# FH-BX42 Wood Chipper



## Dysanfel (9 mo ago)

Today I assembled my BX42S wood chipper from Betstco. I am not super excited about buying from China, but money is tight. I managed to put it together in a few hours and had to cut the PTO shaft by 5 inches. I greased it up, got it up to 540RPM and every thing seems solid. Tomorrow I begin work on three different sites on my land that need chipping. This will be the compost for next year.

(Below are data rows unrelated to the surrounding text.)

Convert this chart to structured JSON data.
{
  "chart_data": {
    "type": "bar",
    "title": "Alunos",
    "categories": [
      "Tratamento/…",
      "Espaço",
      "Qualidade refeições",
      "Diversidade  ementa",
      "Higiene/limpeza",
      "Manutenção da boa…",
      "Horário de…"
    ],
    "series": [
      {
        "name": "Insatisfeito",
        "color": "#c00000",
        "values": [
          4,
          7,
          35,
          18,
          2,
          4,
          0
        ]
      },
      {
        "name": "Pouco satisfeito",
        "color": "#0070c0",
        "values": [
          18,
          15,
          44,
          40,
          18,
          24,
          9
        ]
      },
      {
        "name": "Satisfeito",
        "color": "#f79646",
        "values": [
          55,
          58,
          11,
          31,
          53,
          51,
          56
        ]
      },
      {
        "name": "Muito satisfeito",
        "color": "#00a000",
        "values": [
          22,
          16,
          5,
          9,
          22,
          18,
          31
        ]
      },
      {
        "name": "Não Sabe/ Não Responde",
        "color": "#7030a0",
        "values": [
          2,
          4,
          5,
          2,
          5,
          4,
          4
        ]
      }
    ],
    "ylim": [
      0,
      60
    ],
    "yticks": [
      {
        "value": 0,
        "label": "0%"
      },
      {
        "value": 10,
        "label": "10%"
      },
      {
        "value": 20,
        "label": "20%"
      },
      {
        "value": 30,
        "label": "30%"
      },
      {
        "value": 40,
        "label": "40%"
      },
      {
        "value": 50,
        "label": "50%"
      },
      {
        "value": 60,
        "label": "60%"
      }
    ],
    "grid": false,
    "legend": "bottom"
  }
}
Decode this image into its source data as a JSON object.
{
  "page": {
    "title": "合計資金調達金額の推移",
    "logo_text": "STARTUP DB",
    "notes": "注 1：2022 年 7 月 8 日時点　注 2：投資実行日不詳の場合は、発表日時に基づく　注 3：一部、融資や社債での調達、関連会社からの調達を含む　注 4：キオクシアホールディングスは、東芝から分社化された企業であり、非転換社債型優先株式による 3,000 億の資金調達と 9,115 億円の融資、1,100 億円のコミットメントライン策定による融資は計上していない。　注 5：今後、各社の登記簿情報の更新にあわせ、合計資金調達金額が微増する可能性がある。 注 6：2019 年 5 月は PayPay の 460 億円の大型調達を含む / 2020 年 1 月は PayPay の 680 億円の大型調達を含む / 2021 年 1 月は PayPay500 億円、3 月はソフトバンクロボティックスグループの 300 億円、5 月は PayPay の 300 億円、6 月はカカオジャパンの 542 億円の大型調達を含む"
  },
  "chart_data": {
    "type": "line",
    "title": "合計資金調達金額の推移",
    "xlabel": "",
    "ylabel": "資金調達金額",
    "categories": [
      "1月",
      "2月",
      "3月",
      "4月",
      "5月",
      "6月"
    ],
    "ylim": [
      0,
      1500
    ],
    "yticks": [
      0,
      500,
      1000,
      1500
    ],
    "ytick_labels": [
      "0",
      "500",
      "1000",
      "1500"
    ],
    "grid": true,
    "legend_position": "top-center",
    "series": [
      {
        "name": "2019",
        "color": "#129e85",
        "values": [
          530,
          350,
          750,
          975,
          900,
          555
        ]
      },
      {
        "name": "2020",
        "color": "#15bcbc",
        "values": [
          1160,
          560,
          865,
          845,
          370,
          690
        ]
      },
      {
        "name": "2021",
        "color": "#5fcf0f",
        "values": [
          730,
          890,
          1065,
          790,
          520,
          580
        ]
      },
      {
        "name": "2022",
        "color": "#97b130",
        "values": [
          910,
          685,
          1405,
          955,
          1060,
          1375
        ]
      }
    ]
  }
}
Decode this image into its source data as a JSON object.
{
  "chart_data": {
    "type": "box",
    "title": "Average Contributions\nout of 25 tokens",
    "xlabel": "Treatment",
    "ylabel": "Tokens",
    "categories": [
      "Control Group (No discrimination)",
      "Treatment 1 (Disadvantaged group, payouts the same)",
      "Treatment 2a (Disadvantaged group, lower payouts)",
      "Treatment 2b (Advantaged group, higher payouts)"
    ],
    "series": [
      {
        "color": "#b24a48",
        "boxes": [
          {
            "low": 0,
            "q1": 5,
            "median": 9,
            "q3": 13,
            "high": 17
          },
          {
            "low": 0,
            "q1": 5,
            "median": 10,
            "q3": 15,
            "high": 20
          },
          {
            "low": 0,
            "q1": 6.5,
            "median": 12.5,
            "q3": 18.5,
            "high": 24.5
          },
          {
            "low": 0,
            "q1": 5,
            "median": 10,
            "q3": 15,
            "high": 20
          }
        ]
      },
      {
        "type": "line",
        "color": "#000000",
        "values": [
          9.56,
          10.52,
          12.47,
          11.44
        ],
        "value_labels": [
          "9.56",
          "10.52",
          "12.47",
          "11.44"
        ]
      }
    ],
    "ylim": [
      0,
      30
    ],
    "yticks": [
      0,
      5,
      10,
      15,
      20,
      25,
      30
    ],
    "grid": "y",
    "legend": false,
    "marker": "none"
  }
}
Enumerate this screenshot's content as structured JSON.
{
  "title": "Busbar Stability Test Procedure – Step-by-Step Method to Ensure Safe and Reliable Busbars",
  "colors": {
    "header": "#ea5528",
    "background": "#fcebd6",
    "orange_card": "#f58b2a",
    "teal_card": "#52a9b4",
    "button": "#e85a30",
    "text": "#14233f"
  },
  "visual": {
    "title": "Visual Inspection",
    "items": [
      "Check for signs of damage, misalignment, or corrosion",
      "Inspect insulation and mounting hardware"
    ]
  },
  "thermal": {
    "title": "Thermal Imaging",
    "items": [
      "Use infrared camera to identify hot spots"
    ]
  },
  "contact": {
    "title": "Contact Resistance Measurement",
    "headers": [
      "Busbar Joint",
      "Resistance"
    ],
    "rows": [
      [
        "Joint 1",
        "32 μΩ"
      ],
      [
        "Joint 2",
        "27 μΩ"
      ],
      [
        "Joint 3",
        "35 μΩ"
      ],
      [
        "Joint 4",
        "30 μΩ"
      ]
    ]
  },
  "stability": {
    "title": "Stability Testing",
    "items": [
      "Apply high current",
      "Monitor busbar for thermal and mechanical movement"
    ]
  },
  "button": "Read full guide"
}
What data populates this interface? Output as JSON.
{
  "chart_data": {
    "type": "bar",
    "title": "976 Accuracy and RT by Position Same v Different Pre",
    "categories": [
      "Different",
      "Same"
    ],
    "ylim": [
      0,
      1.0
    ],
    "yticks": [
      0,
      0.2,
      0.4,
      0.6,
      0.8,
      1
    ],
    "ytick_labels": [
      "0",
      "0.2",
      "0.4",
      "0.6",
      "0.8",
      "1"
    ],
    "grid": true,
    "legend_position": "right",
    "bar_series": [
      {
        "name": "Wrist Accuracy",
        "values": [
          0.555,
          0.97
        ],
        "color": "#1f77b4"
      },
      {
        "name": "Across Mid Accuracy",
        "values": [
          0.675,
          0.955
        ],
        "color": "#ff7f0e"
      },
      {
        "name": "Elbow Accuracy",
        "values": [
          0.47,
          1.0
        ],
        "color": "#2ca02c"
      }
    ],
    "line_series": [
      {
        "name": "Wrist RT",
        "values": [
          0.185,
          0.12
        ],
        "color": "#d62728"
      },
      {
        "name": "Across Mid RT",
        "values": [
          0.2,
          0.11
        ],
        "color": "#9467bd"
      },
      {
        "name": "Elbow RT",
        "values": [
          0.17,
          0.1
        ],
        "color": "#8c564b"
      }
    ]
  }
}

I'll be sure to follow up on how this chipper does in the field, and maybe do a review.


----------



## deerhide (Oct 20, 2016)

I bought a 'forein' made chipper a few years ago. Won't chip green wood very good, plugs up unless you feed it slow. The automatic feed is way too fast......


----------



## Dysanfel (9 mo ago)

deerhide said:


> I bought a 'forein' made chipper a few years ago. Won't chip green wood very good, plugs up unless you feed it slow. The automatic feed is way too fast......


Yup. This chipper hates leaves, vines, and anything green. The flume can get clogged pretty easy. Best results are from prepping the wood ahead of time. I eventaully figured out I gots to lay the chipper solid on the ground with the top-link. It does the job. I wish I could have afforded a better one though.


----------